Duda não prestou atenção. Seus olhos estavam fixos num canto da sala cheio de garrafas de bebida e lixo por cima de alguns instrumentos enfileirados. Naquele canto, Henry costumava guardar os livros e as partituras, e ao lado, três violões e duas flautas.
Um dos violões Duda levou consigo quando deixou a casa, bem como as partituras e vários dos livros. O outro violão estava agora tombado fora do case, completamente cheio de pó, e... por trás de tudo, o terceiro violão jazia, estraçalhado, sob papéis velhos e partituras borradas.
Ela não imaginava que aquela a peça destruída ainda pudesse estar ali. Na época, Henry juntara o instrumento aos demais alegando que procuraria um luthier* para tentar salvar o braço do violão, mas ele nunca o fez, então deixou-o ali, como um memorial macabro.
Duda sentiu as mãos tremerem. Alex acompanhou o olhar dela e empalideceu também, então Rick observou os dois, tentando compreender o que estava ocorrendo ali.
— Duda? O que foi? — Ele ficou preocupado ao vê-la paralisada, quase em pânico.
Alex se aproximou de onde repousavam os olhos dela e ergueu do meio dos escombros o braço partido do violão, que ainda sustentava parte do bojo quebrado através das cordas ligadas à ponte. Rick olhou atentamente para os restos do instrumento e, quando seus olhos identificaram o dano e as manchas escuras nas bordas lascadas, um lapso de compreensão o fez dar um passo para trás.
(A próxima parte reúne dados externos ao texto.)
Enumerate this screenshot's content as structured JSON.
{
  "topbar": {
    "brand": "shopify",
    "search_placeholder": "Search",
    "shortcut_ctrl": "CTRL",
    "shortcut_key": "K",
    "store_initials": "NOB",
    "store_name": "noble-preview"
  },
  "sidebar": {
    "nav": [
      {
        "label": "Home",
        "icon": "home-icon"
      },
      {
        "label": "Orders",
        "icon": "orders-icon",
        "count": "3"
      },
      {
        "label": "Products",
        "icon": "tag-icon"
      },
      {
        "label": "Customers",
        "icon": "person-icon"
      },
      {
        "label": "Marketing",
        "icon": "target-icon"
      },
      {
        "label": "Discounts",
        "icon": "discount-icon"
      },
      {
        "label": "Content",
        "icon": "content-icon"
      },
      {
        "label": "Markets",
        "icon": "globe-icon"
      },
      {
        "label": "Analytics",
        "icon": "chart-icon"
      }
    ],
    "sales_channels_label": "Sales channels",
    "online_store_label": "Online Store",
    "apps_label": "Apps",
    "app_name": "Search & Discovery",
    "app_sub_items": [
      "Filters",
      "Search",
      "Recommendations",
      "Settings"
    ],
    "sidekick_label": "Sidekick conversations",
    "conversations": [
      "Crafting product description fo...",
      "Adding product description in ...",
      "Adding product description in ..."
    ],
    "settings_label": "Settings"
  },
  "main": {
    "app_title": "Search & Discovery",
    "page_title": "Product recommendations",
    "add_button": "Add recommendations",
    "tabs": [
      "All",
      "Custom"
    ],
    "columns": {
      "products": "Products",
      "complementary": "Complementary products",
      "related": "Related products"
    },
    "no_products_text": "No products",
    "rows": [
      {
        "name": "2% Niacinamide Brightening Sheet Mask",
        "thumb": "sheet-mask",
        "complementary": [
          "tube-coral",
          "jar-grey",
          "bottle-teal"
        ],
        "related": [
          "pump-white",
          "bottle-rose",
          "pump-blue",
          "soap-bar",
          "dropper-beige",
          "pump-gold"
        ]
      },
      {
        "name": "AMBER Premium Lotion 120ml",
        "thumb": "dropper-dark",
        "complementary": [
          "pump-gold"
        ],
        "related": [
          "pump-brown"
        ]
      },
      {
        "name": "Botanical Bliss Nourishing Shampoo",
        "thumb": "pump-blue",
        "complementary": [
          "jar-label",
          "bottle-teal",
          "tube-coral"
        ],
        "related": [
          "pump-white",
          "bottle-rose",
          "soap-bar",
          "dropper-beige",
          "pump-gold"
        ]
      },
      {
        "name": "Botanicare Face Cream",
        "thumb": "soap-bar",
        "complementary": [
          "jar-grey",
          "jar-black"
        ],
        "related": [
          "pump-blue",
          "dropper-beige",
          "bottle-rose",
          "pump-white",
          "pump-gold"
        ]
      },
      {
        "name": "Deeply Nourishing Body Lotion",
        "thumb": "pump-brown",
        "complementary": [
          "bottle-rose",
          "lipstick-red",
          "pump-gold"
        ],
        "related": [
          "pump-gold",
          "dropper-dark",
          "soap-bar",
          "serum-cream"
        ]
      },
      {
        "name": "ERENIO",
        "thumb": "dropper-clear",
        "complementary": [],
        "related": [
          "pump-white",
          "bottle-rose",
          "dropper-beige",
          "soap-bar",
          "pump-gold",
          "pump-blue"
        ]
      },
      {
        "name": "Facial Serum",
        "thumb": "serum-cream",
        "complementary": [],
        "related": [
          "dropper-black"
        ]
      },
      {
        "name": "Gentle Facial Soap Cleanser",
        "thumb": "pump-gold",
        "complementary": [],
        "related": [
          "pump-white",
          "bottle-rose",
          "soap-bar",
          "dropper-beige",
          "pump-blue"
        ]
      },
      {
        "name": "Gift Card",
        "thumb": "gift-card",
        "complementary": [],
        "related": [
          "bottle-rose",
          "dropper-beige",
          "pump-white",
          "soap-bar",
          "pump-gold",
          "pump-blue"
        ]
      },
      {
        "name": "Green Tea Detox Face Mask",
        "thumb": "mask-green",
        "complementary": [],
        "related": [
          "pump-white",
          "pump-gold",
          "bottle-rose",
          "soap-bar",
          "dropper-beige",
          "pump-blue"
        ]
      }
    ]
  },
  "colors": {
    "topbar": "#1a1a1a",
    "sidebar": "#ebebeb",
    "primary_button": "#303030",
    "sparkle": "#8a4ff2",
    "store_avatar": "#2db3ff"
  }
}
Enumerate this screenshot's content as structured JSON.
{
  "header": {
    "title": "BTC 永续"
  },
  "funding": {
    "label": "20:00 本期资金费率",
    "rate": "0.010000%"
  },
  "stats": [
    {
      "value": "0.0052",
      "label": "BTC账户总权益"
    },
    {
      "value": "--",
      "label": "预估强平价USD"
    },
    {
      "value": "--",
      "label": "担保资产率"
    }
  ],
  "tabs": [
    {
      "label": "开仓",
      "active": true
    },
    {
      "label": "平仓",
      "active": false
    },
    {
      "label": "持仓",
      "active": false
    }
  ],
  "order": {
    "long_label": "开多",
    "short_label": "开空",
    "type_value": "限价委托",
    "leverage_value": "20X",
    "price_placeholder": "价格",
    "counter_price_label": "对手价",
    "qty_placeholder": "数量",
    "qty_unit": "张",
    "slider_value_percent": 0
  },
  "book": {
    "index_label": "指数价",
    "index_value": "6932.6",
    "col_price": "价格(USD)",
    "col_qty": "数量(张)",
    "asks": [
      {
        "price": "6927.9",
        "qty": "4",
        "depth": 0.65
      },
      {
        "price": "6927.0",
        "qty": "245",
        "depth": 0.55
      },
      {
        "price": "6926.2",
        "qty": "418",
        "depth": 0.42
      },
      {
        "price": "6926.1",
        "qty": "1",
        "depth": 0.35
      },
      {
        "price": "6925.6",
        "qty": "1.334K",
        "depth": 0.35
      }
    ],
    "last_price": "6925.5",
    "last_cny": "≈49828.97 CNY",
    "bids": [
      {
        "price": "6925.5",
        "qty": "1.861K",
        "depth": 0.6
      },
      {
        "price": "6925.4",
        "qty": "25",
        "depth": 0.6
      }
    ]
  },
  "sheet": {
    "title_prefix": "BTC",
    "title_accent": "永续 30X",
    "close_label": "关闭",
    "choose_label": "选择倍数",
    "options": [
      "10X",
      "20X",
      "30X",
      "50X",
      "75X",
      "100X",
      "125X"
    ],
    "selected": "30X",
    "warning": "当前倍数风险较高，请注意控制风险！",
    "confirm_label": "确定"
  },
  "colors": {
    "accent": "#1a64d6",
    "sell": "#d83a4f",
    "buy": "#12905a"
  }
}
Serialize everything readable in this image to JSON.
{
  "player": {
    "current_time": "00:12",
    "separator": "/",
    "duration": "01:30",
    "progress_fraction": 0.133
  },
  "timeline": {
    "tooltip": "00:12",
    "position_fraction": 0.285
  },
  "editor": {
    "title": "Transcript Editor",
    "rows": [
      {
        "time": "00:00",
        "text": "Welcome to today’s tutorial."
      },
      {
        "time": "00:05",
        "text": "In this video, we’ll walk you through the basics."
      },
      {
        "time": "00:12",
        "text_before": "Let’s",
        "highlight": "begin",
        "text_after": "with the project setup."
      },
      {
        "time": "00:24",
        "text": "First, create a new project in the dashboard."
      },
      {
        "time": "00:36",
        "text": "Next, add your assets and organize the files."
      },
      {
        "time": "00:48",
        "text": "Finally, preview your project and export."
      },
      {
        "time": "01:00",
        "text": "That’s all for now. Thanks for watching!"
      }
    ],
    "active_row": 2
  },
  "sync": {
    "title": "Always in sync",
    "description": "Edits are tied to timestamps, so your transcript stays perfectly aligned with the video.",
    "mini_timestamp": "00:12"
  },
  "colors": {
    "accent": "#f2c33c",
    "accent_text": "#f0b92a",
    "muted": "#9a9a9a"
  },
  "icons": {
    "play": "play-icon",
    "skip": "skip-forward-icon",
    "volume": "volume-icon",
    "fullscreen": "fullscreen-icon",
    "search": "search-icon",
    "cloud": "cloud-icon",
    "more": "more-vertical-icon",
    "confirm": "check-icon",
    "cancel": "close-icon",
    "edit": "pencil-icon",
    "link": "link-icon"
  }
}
— Deixa isso aí, Alex. Vamos embora. — Ele agarrou o braço de Duda, tentando puxá-la para fora da casa, mas ela resistiu e travou os pés, sem desviar os olhos do instrumento quebrado.
— Ele deixou isso aí pra me lembrar... — a voz dela era um sopro, Rick se arrepiou inteiro.
— Foi uma péssima ideia vir aqui, Duda. Me perdoa por sugerir, agora, por favor, vamos embora — ele insistiu.
Alex se aproximou dela e a virou em direção a si. Olhou-a profundamente, depois a abraçou, murmurando palavras de conforto.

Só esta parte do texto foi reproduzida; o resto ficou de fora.